The village of Saint Sulpice consists of a collection of houses grouped around the church and overlooking the valley of the Tiarde and a collection of small hamlets: Le Roule at the edge of the town of Couture, les Fantins near Route of Champagne-Mouton-Chenon in the south of the commune, les Raffoux, Chez Bahuet near to the Tiarde, etc.

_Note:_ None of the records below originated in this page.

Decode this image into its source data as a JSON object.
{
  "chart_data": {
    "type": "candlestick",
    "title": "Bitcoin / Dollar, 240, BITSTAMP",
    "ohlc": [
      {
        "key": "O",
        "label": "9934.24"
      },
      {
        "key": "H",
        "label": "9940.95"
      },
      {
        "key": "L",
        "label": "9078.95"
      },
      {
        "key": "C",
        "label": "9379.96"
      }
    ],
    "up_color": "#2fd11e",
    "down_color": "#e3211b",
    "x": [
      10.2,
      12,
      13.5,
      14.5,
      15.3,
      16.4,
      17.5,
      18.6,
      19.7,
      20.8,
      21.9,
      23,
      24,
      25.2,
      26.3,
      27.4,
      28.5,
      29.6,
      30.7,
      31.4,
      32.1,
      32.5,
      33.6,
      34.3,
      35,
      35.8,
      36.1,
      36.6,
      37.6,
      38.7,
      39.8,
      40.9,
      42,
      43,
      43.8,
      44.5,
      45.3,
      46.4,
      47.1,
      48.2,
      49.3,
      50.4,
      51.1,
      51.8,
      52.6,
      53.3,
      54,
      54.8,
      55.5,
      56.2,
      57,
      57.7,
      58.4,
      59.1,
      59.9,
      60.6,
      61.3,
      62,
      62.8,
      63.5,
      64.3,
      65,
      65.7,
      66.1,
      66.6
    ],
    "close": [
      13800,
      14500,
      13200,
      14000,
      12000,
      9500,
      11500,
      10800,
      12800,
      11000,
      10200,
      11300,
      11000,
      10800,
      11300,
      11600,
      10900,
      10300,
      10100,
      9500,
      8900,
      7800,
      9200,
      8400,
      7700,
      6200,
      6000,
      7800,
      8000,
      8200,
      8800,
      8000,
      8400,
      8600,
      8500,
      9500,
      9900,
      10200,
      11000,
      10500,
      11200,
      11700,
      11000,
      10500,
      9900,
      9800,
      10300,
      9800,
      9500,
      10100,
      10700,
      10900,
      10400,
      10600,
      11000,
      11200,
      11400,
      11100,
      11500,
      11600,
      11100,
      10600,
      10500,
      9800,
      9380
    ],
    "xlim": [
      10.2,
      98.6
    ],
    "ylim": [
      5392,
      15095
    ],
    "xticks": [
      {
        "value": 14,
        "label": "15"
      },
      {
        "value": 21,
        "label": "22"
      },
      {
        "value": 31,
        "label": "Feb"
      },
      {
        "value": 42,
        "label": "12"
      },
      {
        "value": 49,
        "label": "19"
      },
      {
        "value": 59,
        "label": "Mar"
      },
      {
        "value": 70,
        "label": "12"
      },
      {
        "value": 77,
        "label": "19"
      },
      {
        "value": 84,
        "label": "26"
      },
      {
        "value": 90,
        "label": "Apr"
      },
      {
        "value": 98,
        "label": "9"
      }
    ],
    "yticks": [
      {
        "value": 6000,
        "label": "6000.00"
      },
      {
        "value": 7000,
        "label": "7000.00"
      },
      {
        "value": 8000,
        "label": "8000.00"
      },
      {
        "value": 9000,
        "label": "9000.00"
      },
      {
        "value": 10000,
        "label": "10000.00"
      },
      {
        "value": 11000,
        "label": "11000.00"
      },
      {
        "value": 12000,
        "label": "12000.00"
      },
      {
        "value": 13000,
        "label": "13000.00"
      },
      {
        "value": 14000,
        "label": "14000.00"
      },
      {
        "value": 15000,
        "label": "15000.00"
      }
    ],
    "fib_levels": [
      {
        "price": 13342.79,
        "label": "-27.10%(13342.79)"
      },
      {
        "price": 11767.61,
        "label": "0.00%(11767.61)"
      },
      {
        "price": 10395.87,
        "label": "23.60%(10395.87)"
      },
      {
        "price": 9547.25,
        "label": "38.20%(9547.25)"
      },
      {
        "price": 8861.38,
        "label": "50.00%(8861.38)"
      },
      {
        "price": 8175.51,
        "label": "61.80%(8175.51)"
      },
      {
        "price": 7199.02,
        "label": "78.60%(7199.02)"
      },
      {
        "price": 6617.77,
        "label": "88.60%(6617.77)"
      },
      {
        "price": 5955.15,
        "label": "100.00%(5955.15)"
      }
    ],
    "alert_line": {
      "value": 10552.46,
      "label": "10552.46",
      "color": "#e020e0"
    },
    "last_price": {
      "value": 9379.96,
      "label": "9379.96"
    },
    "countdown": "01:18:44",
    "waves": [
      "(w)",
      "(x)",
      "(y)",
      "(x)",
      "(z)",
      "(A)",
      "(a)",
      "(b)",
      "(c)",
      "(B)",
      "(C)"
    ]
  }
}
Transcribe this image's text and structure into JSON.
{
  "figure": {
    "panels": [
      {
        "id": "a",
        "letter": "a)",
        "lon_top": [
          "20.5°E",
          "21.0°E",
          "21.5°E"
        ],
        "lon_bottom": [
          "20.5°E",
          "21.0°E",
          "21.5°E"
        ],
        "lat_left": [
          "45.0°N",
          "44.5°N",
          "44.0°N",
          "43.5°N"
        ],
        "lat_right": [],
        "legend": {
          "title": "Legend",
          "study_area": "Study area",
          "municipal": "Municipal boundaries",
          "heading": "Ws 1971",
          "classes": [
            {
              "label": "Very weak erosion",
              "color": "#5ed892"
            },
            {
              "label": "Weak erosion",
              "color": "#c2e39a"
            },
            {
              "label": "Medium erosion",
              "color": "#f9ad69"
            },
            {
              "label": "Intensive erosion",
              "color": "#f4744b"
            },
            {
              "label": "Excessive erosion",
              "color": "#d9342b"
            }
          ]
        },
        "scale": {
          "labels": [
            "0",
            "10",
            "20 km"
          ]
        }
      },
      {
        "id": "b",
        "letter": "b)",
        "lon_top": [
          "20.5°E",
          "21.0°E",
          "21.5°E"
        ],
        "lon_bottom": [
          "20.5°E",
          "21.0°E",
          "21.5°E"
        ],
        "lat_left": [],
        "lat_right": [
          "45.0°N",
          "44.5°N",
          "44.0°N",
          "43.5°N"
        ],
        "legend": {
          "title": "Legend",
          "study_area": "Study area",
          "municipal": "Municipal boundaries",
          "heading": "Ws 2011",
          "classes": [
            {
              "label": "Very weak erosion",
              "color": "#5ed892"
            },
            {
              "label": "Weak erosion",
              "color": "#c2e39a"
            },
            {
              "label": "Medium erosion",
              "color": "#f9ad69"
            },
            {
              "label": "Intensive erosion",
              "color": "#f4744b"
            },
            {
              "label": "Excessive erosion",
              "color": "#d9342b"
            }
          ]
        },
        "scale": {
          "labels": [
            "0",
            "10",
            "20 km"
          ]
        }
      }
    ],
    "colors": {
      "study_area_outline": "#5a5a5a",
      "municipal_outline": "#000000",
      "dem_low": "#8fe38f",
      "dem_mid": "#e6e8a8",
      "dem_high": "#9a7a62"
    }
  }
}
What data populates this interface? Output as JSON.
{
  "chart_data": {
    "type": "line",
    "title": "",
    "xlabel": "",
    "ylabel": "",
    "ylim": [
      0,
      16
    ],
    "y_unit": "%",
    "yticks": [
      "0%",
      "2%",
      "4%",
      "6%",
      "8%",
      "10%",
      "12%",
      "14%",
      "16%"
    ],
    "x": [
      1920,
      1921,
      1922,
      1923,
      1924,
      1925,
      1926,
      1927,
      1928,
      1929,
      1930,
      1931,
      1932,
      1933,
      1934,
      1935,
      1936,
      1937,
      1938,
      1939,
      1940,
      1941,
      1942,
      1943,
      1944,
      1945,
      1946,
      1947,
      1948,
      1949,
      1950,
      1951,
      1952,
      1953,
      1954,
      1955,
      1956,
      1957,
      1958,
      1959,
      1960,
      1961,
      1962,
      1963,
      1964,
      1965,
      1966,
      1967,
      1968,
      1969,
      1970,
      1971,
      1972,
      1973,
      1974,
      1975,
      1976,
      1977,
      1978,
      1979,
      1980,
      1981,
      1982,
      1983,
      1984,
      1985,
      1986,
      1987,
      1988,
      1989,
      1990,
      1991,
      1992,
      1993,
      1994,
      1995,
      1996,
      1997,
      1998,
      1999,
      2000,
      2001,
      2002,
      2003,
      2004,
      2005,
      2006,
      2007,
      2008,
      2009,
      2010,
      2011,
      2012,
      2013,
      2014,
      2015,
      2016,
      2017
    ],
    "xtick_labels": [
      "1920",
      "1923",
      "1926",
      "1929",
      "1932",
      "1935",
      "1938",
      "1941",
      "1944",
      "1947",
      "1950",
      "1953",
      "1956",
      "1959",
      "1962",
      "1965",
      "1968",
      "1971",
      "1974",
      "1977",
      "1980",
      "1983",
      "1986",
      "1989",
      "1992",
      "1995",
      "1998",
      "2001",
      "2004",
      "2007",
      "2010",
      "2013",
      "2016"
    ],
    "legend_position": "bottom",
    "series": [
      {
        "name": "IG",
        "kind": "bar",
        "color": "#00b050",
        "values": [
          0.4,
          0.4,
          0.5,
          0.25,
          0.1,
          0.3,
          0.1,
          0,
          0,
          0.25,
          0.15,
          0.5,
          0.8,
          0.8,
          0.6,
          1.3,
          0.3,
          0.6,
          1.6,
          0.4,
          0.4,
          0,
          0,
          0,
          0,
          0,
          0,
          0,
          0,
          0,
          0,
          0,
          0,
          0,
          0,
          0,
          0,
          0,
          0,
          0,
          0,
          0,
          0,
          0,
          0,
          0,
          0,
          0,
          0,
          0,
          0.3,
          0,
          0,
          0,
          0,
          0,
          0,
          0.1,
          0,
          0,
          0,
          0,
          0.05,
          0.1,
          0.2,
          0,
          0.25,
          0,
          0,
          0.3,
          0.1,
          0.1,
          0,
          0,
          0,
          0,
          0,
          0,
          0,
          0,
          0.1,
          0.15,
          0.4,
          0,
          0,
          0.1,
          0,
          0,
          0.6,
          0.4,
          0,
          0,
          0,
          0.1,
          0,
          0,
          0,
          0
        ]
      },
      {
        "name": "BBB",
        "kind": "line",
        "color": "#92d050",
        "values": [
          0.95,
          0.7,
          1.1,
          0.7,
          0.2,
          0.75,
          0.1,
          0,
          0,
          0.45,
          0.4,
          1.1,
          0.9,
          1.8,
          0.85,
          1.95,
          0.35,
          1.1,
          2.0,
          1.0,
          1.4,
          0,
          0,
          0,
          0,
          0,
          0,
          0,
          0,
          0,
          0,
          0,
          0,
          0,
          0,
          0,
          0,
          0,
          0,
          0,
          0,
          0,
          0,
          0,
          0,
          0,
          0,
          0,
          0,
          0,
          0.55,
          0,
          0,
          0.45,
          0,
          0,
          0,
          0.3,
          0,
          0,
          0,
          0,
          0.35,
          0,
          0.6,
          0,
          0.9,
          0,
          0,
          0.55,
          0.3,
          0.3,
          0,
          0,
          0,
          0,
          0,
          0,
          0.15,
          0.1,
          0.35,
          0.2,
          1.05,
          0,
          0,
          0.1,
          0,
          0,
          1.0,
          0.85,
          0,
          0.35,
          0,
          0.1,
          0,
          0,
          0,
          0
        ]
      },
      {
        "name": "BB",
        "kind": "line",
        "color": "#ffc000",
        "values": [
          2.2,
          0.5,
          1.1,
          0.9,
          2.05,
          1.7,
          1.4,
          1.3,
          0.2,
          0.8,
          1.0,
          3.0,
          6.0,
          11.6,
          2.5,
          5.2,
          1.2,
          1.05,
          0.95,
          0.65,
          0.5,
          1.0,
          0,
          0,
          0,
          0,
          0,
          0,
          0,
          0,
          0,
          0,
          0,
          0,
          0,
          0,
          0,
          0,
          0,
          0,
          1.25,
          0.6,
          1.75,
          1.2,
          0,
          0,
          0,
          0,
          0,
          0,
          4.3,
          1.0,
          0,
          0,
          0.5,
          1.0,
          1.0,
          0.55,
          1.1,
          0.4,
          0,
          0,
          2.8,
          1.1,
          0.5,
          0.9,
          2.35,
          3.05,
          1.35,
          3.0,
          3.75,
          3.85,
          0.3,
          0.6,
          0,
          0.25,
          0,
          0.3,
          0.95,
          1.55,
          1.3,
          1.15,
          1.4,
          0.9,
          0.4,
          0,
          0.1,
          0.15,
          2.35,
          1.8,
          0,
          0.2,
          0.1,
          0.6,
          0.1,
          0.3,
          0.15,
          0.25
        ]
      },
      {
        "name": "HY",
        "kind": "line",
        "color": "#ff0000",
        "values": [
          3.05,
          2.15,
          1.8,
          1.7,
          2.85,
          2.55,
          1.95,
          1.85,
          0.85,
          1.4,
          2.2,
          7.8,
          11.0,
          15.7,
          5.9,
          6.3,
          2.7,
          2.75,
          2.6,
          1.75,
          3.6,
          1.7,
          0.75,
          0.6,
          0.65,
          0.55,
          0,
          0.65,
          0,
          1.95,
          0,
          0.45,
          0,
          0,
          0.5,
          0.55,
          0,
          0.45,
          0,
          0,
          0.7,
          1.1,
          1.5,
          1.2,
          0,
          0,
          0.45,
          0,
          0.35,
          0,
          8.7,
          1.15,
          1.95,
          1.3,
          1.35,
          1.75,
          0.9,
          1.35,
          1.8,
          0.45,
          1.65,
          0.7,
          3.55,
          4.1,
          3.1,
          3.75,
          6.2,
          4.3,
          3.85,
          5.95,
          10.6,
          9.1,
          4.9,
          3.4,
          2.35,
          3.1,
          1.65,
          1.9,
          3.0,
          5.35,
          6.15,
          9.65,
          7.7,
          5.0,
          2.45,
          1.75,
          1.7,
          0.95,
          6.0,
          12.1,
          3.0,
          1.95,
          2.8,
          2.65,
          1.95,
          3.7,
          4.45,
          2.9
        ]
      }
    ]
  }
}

The commune of Saint-Sulpice-de-Ruffec is 10 miles southeast of Ruffec, there is one main road running through the commune the Aunac to Champagne-Mouton road

The soil is predominantly clay.

==Economy==
Agricultural: bovine and crops mainly maize, oil seed rape and sunflowers, diversification into raising of Alpaca s, for wool and breeding

==Sights==
The village of Saint-Sulpice is centred on its 12th-century church. Directly outside the church is a war memorial dedicated to eight people who lost their lives in the first world war (1914–1918).

On the outskirts of the commune of Saint-Sulpice-de-Ruffec, there is a memorial to a French patriot Largeau Gilbert who was shot on 26 June 1944.